A recent study published by the journal Clinical Infectious Diseases noted that 33 of 35 people admitted to the hospital during the 2009 E.coli outbreak in the United States mentioned consuming pre-packaged commercial cookie dough before getting sick.
After the investigation, the source of contamination was undetermined. However, three strains of the bacteria — known as Shiga toxin-producing Escherichia coli (STEC) — in one brand of cookie dough is enough to steer people away from eating the dough, medical experts say.

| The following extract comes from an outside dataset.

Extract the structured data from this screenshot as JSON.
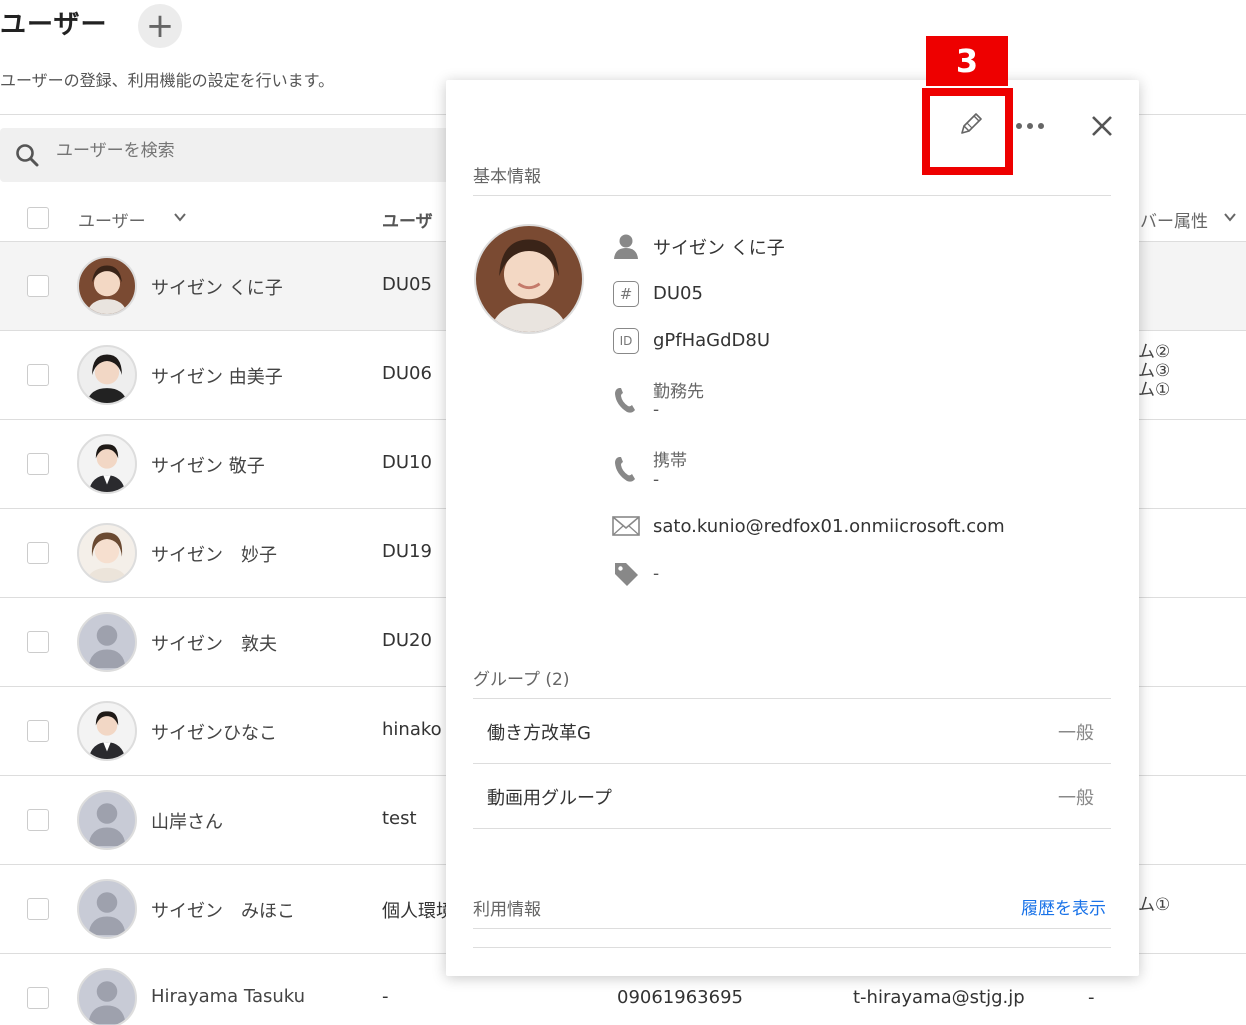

The flour used in raw cookie dough is likely at the root of many serious stomach illnesses since it doesn’t undergo a “kill step” during processing to eliminate pathogens, unlike most of the other ingredients used to make the dough.
Dr. Karen Neil, a medical epidemiologist at the Centers for Disease Control and Prevention (CDC), said in an interview from Atlanta, “What our report shows is that you shouldn’t eat cookie dough raw, no matter where it comes from. It’s supposed to be baked. My recommendation, the general recommendation, is that you should not consume raw cookie dough, regardless of who makes it, whether it’s made at home or as a commercial product. That is the safest thing to avoid illness.”
The investigation led to the recall of 3.6 million packages of cookie dough.
The good news? You can still consume raw cookie dough in ice cream safely, as the preperation process for it is different from that of ready-to-bake dough.
Neil noted, “The cookie dough in ice cream was meant to be consumed raw. It’s formulated as a ready-to-eat product. The cookie dough that is labeled “ready-to-bake” in the refrigerator section of the grocery store – or even the dough that you make at home – should be cooked before you eat it.”
The report concludes that foods containing raw flour should be considered a potential vehicle for E.coli outbreaks, and that manufacturers of these products should start using heat-treated or pasteurized flour in any ready-to-cook products they make.
Some manufacturers like Nestle have already switched to the heat-treated flour.